July Consumer Prices Drop; Housing Starts Soar
 

Tue Aug 17, 2004
By Tim Ahmann

WASHINGTON (Reuters) - U.S. consumer prices dropped in July for the first time in eight months as a sharp run up in energy costs reversed, the government said on Tuesday in a report showing inflation pressures largely in check.

A separate report showed groundbreaking for new homes posted their biggest gain in nearly two years last month, making up almost all the ground lost in a June slump.

The consumer price index, the most widely used gauge of U.S. inflation, slid 0.1 percent in July, the Labor Department said. It was the first decline since a 0.2 percent drop in November.

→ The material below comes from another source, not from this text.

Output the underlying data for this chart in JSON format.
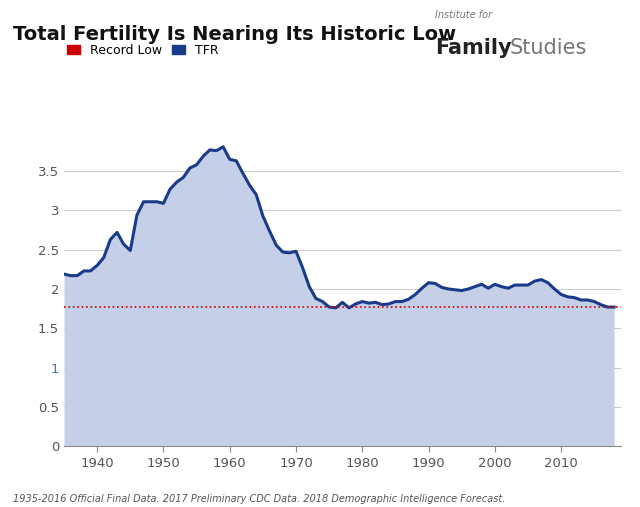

The so-called core CPI, which strips out volatile food and energy costs, inched up 0.1 percent as a big jump in lodging costs largely offset drops in prices for apparel, recreation and education and communication. New car prices also fell.

Economists had expected the CPI to rise 0.1 percent with the core rate up 0.2 percent.

The tame readings were warmly received on Wall Street as traders guessed the U.S. Federal Reserve would not need to push interest rates aggressively up to head off inflation. U.S. bond prices climbed, the dollar sagged and stock futures rallied.

Many in the markets had worried earlier this year when core prices accelerated that Fed policymakers were falling behind the inflation curve.

"The inflation scares earlier this year now seems to have corrected as the economy slows," said David Sloan, an economist at 4CAST Ltd. in New York. "This is quite an encouraging figure for the Fed."

The report showed energy costs plunged 1.9 percent last month after hefty gains of 2.6 percent in June and 4.6 percent in May. The July drop in energy prices more than offset a 0.3 percent gain in food prices.

FIRMER GROUND

Separately, the Commerce Department said housing starts rose a healthy 8.3 percent to an annual rate of 1.978 million units in July, the biggest gain since September 2002.

Analysts had been expecting starts to pick back up in July but at a slower 1.9 million unit clip.
Lower rates on home loans aided buyers last month. The average interest rate on a conventional 30-year mortgage dipped sharply to 6.06 percent in July from June's 6.29 percent.

Permits for future building activity were also up in July, increasing 5.7 percent to a 2.055 million annual rate -- well ahead of the 1.950 million pace expected on Wall Street.

"Building permits are a leading indicator of housing, suggesting that not only was housing strong in July but it's likely to remain strong in the foreseeable future," said Hugh Johnson, chief investment officer at First Albany Corp.

OIL WILD CARD

The biggest cloud on the inflation horizon has been oil prices and while U.S. consumers felt some energy price relief in July, this could be short lived.

U.S. crude prices closed at a record high $46.58 on Friday, although they have eased this week. Benchmark light crude was trading around $45.73 a barrel early on Tuesday.

Last week, when Fed officials raised interest rates a quarter-percentage point to 1.5 percent, they said the run-up in energy prices was likely a big factor behind the slower pace of U.S. economic growth in recent months.

Still, they said the expansion appeared poised to gain steam and offered no sign of willingness to abandon a "measured" campaign of rate rises.

Indeed, officials could embark on more aggressive rate rises if oil price gains fuel workers' wage demands or if businesses try to jack up prices to cover their fuel bills. But the report on consumer prices suggested that is not an immediate concern.

Easing inflation in July had the effect of pushing up inflation-adjusted earnings. Real average weekly earnings, which posted a big 0.8 percent drop in June, rose 0.7 percent last month, according to a separate Labor Department report. Still, over the last 12 months, they are down 0.7 percent.